Session presenter Babak Navi, MD, MS, associate professor of neurology and neuroscience at Weill Cornell Medical College in New York City, said an area that needs additional study and research is secondary stroke prevention in patients with cancer-associated ischemic stroke.

“The risk of recurrent stroke in this population is approximately threefold that of ischemic stroke patients without cancer,” he said. “Further, patients with cancer-associated ischemic stroke also face an estimated 20% annual risk of major bleeding, so juggling the competing risks of recurrent stroke versus bleeding is challenging.”

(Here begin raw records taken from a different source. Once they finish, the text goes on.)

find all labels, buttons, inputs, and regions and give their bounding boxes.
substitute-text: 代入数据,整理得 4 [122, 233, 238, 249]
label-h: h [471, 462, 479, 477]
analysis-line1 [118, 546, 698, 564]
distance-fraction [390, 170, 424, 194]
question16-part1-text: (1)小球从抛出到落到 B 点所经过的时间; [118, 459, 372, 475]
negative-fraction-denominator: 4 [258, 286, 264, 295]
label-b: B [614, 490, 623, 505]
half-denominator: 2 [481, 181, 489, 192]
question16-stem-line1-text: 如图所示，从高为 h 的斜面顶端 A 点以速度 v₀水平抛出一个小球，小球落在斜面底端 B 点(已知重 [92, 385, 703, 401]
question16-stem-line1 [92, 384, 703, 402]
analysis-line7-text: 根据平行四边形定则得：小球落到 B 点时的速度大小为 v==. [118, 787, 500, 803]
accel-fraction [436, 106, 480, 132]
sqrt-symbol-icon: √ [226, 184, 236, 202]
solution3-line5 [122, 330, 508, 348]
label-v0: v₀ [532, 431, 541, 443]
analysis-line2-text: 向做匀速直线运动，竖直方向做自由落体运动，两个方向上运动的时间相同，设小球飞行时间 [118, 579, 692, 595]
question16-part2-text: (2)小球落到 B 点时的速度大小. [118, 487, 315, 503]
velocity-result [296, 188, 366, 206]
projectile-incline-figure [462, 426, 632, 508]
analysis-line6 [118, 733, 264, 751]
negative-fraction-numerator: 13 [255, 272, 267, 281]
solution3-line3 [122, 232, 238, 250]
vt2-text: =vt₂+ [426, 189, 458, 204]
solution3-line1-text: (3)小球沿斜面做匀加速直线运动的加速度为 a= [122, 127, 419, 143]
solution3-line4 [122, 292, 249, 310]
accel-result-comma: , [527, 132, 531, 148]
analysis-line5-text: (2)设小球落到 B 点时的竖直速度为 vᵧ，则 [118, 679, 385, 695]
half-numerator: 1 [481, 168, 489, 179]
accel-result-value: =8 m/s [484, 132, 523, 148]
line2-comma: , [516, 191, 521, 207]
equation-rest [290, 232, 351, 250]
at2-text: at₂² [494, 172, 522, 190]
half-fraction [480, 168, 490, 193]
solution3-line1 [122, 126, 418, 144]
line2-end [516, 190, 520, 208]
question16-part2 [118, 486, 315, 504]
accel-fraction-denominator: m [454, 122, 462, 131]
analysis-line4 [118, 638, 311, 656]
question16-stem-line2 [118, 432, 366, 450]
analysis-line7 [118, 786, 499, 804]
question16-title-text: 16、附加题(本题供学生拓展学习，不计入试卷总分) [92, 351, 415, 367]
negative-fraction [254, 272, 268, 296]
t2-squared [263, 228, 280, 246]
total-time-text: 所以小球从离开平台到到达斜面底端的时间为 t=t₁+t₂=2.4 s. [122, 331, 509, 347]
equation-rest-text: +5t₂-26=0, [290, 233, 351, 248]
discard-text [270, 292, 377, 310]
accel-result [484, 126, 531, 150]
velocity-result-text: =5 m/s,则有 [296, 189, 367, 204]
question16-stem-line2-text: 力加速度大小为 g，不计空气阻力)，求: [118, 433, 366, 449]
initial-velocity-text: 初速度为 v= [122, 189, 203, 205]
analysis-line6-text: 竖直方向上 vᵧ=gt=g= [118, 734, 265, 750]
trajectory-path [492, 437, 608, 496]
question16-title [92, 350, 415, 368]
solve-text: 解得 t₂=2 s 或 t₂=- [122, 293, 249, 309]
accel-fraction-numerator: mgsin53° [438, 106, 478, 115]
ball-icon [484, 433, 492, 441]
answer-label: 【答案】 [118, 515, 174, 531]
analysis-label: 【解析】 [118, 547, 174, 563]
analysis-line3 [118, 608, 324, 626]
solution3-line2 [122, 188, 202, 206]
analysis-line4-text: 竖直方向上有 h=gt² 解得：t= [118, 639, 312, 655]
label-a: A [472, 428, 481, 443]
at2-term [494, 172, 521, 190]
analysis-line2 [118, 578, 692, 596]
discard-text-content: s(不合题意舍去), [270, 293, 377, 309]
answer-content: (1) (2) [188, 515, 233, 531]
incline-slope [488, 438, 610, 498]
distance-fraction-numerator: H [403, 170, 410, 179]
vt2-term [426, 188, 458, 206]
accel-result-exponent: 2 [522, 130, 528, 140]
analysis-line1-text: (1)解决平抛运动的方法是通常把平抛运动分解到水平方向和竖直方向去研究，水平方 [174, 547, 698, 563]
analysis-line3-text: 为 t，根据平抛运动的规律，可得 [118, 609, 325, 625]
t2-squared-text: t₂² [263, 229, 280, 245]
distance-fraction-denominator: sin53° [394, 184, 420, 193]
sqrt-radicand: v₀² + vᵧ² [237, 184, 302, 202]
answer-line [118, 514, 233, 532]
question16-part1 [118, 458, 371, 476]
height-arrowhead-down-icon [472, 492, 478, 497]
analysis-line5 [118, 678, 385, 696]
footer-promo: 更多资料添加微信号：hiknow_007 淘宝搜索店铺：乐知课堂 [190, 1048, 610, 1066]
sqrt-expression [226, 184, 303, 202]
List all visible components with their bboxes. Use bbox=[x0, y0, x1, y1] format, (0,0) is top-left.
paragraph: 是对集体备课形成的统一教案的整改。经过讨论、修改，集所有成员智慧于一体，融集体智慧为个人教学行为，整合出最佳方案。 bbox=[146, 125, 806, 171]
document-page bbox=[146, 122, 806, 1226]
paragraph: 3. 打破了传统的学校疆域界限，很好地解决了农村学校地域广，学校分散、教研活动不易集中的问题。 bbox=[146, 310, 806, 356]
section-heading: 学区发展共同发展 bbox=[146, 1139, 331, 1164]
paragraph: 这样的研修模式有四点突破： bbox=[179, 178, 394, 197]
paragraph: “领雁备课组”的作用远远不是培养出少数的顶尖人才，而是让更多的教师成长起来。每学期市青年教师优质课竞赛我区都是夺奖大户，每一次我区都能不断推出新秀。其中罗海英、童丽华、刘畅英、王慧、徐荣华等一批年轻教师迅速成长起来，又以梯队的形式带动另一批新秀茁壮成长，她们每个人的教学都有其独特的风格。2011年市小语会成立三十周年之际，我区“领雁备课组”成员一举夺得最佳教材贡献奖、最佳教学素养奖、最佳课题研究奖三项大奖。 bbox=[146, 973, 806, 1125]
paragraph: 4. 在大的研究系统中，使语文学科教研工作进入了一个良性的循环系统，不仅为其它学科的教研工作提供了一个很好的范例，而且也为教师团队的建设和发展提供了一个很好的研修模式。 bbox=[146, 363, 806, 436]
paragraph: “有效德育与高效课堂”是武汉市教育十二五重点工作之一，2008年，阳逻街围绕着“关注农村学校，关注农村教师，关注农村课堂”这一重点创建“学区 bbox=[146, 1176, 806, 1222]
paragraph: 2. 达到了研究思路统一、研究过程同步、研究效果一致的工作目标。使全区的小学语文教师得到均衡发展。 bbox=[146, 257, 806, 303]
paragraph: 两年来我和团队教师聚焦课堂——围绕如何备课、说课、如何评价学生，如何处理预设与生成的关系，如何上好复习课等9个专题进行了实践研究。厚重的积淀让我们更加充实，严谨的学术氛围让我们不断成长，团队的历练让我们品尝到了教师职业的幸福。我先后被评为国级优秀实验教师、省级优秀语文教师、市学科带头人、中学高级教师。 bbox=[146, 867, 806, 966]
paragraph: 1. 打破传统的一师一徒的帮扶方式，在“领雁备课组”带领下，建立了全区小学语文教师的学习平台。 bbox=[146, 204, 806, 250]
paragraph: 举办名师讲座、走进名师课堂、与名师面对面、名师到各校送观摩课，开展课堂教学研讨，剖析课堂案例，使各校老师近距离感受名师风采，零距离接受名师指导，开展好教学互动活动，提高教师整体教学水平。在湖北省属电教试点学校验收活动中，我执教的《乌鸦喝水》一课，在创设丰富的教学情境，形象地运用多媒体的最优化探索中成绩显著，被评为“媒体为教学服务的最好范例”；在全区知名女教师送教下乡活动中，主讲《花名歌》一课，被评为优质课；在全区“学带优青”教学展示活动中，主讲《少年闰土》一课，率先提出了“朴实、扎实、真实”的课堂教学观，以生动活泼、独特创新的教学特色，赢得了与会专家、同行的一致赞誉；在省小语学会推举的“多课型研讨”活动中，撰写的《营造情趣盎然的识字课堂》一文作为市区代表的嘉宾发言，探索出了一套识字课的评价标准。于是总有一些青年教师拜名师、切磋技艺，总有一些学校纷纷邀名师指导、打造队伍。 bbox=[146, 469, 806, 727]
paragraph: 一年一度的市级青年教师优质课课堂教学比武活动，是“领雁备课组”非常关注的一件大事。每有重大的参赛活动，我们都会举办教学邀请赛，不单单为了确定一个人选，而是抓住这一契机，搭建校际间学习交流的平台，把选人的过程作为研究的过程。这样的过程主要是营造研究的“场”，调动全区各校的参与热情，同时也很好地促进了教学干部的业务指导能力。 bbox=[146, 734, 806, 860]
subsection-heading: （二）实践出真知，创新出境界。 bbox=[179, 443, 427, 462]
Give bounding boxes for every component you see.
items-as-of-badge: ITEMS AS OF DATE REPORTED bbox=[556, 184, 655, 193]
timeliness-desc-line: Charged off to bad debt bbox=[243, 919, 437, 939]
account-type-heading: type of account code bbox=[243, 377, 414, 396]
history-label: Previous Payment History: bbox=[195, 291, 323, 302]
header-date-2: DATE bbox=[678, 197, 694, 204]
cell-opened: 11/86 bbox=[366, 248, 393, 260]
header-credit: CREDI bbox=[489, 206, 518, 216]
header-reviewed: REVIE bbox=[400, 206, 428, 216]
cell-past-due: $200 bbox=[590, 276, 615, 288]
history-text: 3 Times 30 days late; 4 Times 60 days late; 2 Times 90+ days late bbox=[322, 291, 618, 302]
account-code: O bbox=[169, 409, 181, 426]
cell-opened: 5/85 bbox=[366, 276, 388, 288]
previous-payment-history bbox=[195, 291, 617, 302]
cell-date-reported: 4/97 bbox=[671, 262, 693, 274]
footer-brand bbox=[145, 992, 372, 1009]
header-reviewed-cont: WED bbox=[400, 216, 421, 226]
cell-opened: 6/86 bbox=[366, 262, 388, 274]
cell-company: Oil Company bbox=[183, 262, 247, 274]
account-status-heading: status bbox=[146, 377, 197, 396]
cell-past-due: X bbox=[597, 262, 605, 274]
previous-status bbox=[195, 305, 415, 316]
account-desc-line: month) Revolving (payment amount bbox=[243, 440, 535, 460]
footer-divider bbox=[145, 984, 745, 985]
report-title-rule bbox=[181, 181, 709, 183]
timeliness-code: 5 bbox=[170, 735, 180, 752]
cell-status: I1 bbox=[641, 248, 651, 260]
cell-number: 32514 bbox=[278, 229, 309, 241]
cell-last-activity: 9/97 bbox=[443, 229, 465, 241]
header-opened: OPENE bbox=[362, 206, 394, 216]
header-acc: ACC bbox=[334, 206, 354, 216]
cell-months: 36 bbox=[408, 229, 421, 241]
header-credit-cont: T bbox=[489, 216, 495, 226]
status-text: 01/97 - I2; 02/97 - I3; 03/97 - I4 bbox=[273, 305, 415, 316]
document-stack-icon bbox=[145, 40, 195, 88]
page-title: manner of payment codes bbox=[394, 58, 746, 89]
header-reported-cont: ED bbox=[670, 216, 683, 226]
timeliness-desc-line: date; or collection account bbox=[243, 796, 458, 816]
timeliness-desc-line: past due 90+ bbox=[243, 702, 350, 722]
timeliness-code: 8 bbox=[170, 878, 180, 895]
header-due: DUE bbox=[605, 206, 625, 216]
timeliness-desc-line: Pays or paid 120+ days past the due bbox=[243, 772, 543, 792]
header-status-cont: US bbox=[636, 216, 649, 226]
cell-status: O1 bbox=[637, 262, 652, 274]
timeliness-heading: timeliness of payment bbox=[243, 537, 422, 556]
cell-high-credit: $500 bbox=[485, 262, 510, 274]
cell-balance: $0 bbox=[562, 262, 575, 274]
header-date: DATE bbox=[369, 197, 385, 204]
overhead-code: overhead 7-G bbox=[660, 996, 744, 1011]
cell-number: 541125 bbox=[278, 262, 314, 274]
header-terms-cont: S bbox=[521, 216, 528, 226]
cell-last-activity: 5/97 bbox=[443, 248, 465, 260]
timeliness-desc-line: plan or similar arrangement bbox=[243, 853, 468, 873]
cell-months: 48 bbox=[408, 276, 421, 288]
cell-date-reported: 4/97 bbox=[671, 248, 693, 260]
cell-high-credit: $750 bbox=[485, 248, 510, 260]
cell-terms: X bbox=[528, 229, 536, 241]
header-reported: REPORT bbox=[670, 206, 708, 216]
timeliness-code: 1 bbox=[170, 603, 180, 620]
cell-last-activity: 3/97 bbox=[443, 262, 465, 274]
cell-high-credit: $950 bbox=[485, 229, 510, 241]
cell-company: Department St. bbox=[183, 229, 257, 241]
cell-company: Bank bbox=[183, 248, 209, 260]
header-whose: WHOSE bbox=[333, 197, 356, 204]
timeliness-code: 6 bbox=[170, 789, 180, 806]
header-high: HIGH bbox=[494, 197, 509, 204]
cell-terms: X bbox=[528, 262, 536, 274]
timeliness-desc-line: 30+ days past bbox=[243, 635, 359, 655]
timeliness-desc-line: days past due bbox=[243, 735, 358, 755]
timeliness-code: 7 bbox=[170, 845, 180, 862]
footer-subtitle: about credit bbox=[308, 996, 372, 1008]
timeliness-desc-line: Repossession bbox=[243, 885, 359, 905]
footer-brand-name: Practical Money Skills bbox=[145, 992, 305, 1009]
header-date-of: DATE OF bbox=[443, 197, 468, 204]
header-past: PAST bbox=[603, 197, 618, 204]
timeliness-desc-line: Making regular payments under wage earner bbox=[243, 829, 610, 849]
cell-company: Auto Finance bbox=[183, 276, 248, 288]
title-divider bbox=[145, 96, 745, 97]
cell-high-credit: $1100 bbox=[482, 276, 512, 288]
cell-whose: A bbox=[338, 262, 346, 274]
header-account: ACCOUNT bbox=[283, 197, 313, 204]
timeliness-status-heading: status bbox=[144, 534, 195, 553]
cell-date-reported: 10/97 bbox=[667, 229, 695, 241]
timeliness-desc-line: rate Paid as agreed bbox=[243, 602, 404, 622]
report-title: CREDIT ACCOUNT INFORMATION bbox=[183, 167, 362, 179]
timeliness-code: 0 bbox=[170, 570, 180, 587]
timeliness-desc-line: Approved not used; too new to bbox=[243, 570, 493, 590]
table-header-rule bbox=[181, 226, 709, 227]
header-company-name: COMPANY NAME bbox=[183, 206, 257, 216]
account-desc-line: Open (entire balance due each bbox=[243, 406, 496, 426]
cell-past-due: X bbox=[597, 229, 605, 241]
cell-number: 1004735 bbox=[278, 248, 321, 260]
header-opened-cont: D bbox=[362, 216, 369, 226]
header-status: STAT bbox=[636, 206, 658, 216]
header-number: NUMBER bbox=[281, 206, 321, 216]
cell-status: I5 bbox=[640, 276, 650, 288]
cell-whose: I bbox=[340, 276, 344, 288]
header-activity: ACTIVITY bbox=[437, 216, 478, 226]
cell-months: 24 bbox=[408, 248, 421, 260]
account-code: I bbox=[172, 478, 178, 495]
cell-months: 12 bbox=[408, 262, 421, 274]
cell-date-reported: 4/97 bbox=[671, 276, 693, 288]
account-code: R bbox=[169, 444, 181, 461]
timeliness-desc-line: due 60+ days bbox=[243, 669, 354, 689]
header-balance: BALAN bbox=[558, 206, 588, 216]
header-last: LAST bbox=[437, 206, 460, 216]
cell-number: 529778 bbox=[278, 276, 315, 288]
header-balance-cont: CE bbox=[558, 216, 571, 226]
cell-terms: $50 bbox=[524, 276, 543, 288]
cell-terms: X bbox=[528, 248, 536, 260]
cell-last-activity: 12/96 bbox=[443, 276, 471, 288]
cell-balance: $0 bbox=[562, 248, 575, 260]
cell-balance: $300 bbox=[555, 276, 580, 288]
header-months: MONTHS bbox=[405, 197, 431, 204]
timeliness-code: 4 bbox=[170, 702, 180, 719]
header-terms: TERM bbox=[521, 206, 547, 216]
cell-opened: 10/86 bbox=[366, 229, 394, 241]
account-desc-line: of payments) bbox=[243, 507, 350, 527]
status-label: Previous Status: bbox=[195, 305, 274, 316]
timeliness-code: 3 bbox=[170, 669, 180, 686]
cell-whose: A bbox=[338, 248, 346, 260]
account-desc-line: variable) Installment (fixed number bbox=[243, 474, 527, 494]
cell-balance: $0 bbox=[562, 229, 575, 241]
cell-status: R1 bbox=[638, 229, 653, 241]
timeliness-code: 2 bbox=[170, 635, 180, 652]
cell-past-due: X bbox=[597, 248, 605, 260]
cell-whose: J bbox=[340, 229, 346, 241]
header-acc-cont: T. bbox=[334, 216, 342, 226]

Navi will discuss recent clinical trials and studies that have evaluated different forms of anticoagulant and antiplatelet therapy as forms of secondary prevention of ischemic stroke in patients with active cancer. These studies include:

  • ENCHASE: a randomized trial comparing a direct oral anticoagulant versus low molecular weight heparin.
  • TEACH: a pilot randomized trial comparing aspirin to low molecular weight heparin focused on feasibility
  • ARCADIA and NAVIGATE ESUS: a pair of randomized trials that are the largest prospective analysis to date on the secondary prevention of ischemic stroke in cancer patients.

Navi, who is also vice chair for Neurology Hospital Services and division chief of stroke and hospital neurology at Weill Cornell Medical College, said these studies show that antiplatelet therapy, such as aspirin, may not be enough for patients with cancer-related stroke.

“Antiplatelets are the first line antithrombotic strategy for most ischemic strokes but perhaps may not be sufficiently strong for people with cancer-related stroke who have a tremendously high risk for recurrent stroke and other thromboembolic events,” he said.

Anticoagulant therapy, such as apixaban, are often viewed as more potent blood thinners than antiplatelet agents. Because of this, Navi said they are often used in strokes that are attributed to cardioembolism or clotting disorders, as well as in patients with both cancer and stroke. They are favored for stroke patients with cancer because of concerns over hypercoagulability, which occurs frequently in cancer patients. But Navi said the risks of the treatment may 
not be worth it, and that more studies are needed.

“Any potential relative benefit that anticoagulants may provide over antiplatelet therapy could be offset by an increased risk of bleeding,” he said. “Therefore, randomized clinical trials comparing anticoagulant to antiplatelet therapy in patients with active cancer and ischemic stroke are needed to determine which is the optimal approach. None of these treatments are new. The real question is whether one provides net clinical benefit over the other for people with cancer-related stroke.”

Regardless of which treatment option is chosen, Navi said treating the underlying cancer and reducing cancer activity is probably the most effective strategy at preventing recurrent stroke in patients with cancer.

“Neurologists need to work closely with oncologists to start or resume cancer treatments when able. Otherwise, a self-fulfilling prophecy may develop,” he said.